東京一極集中の是正は、国家の緊急課題。

毎週、東京への一極集中の勢いをひしひしと実感してます。東京・三軒茶屋に通う小田急線も東急田園都市線もひどく混みあいてしんどいです。

新宿や渋谷の繁華街の夜は雑踏そのもの。地方での暮らしになじんでしまったものとしては息苦しさを感じます。ごみの散乱もひどいです。

東京オリンピックに向けて競技場を建設するのも大仕事でしょうが雑踏の汚さは日本国家として恥です。清潔に保つための一大キャンペーンが不可欠です。

先月総務省は住民基本台帳に基づいて人口の動きの現状を発表しました。東京都を中心とする東京圏への転入が12万人多くて22年連続だということです。

1990年代前半バブル経済が破綻し東京圏から転出するのかと思ったら逆に都心回帰が始まり現在もそのままの傾向が止まりません。

30歳未満の若い世代が入学や就職で流入しているのが原因だと総務省は分析しています。若い世代の東京圏への流入は人口減少を加速させます。

東京の昨年の合計特殊出生率は、1.24で上昇したとはいえまだまだ低いです。東京に大挙若者が押し寄せれば押し寄せるほど日本の人口を減らします。
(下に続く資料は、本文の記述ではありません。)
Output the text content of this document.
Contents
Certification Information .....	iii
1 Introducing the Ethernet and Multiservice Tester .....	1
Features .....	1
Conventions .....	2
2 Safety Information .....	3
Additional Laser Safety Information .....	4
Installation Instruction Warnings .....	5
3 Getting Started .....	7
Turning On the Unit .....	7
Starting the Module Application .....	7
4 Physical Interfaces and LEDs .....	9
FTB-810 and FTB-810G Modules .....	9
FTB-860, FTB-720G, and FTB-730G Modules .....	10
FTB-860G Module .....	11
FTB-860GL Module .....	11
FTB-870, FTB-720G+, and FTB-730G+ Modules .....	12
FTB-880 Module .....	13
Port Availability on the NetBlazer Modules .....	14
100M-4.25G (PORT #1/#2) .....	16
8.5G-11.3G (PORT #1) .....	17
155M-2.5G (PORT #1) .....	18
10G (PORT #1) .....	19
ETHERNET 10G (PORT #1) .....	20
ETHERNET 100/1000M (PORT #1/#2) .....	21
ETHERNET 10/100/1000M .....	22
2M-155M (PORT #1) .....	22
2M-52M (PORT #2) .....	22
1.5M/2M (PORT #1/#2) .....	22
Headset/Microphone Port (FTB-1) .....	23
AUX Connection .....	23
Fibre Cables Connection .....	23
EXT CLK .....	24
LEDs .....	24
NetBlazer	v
それにしても東京人気は高いです。先週、東京・文京区役所を訪れる機会がありました。危機管理の担当責任者が山北町出身で驚きました。

神奈川県西部からも続々と東京に出ていることを垣間見ました。文局は人口も子供の数も増えています。東京都心の人気を象徴しているような場所です。
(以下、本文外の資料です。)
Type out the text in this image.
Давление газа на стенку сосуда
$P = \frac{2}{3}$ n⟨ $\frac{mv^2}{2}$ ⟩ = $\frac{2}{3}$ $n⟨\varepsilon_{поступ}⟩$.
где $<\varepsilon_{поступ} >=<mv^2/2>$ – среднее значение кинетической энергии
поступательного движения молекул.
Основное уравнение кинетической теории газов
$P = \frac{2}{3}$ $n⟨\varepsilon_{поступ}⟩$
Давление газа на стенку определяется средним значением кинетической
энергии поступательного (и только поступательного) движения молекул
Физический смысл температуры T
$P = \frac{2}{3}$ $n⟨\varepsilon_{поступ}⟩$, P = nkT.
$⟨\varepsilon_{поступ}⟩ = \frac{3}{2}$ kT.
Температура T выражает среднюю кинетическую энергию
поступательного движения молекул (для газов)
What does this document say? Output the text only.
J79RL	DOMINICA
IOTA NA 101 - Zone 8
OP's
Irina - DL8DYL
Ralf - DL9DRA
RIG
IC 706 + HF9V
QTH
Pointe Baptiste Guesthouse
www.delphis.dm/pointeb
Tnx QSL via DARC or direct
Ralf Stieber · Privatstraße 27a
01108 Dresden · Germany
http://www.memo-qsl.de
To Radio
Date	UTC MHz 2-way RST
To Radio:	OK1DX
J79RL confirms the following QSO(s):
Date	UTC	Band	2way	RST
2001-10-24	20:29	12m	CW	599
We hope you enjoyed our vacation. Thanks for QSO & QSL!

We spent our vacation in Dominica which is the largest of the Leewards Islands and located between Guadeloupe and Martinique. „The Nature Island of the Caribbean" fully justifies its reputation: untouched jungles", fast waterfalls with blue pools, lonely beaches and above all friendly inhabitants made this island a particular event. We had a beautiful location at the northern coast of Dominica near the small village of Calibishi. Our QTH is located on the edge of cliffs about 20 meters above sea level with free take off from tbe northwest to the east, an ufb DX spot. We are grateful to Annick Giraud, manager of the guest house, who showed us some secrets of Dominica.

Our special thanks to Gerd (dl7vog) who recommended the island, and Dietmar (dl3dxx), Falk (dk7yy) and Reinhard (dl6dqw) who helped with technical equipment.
2000年代の初め文京区の教育委員長とシンポジウムでご一緒する機会がありました。樺山紘一さんという西洋史の大家で東大の名誉教授です。

こうした人材が教育委員長を務める地域であることだけでもステイタスがわかります。樺山さんは子供の数が減り小学校の統廃合の可能性を話してました。

文京区の人口は、東京オリンピック前1963年に25万人を超えた人口は減少を始め1998年には16万5千人にまで落ち込みました。

しかしその後は増加に転じ現在は22万人近くまでV字回復しています。区内の工場が移転した後にマンションの建設が進み若い世代の人口が増えているのです。

文京区には東大を始め有名な大学が数多く存在します。150人もの大学生が延べ2000回近く子供たちの授業をサポートするなど教育に力を注いでます。

大変に交通が便利で比較的緑も多く後楽園を始め賑わいの場所もあり、しかも保護者にとって気になる教育に熱心となったら若い人をひきつけます。

地方は大学も働く場も人材も圧倒的に差を付けられてしまってます。このまま放置すれば東京圏への人口流入はとどまることはないでしょう。

都心の大学の入学定員を厳格化するなどの手立てを講じてますが抜本改革には程遠いです。根本から現状を改革する方策が必要です。

このまま一極集中が続くということは首都直下型地震を始め大災害に大変にもろいということと同じです。国家的なリスクです。

私は大胆な首都機能の移転が必要だと思います。国会の移転だけでなく皇居の移転、遷都もタブー視することなく国会で堂々と議論すべきだと思います。